Wenn sich freilich herausstellen sollte, daß der dem Kläger zustehende Schadensbetrag den ihm vom Schiedsgericht zugesprochenen Betrag von 3000 S nicht wesentlich übersteigt, könnte er ungeachtet der allfälligen Verstöße gegen das Gesetz mangels Schadens die Amtshaftung nicht in Anspruch nehmen. Dasselbe könnte der Fall sein, wenn der Kläger seinen Schaden verspätet angemeldet hätte und es so zur Bewilligung des verfrüht einsetzenden Hasenabschusses nicht gekommen wäre, allerdings nur dann, wenn der Schaden durch eine solche Bewilligung ganz oder teilweise hätte abgewendet werden können.

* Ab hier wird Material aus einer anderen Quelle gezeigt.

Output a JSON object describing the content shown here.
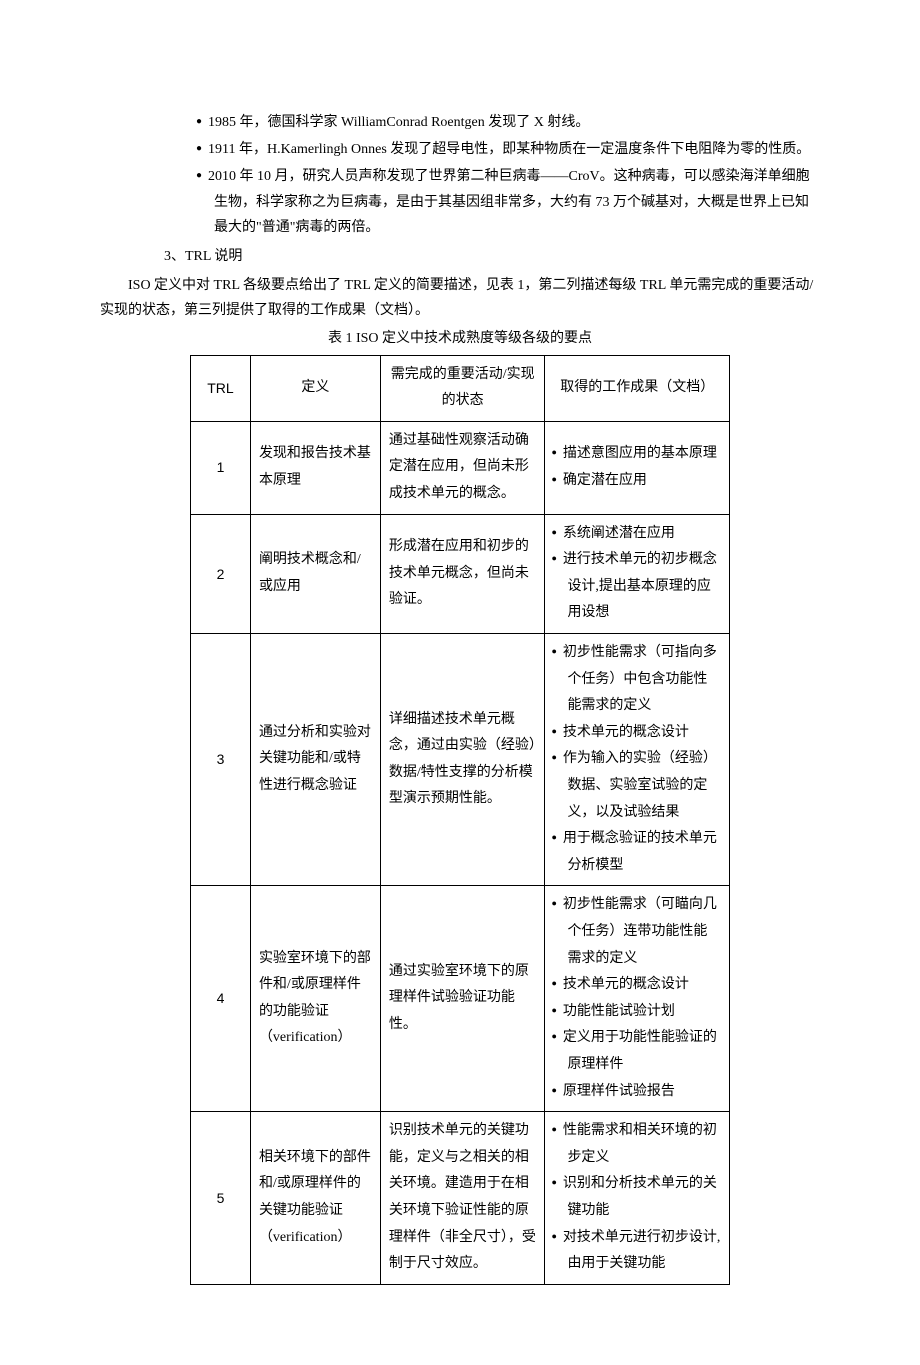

Hingegen spielt es keine ausschlaggebende Rolle, daß der Kläger ungeachtet ordnungsgemäßer Zustellung der Ladung zur Schiedsgerichtsverhandlung an dieser nicht teilgenommen hat. Denn das Schiedsgericht hatte auch ohne Anwesenheit der Beteiligten das nach der Sachkenntnis der Schiedsrichter Erforderliche zu veranlassen (§ 104 Abs. 2 des Gesetzes).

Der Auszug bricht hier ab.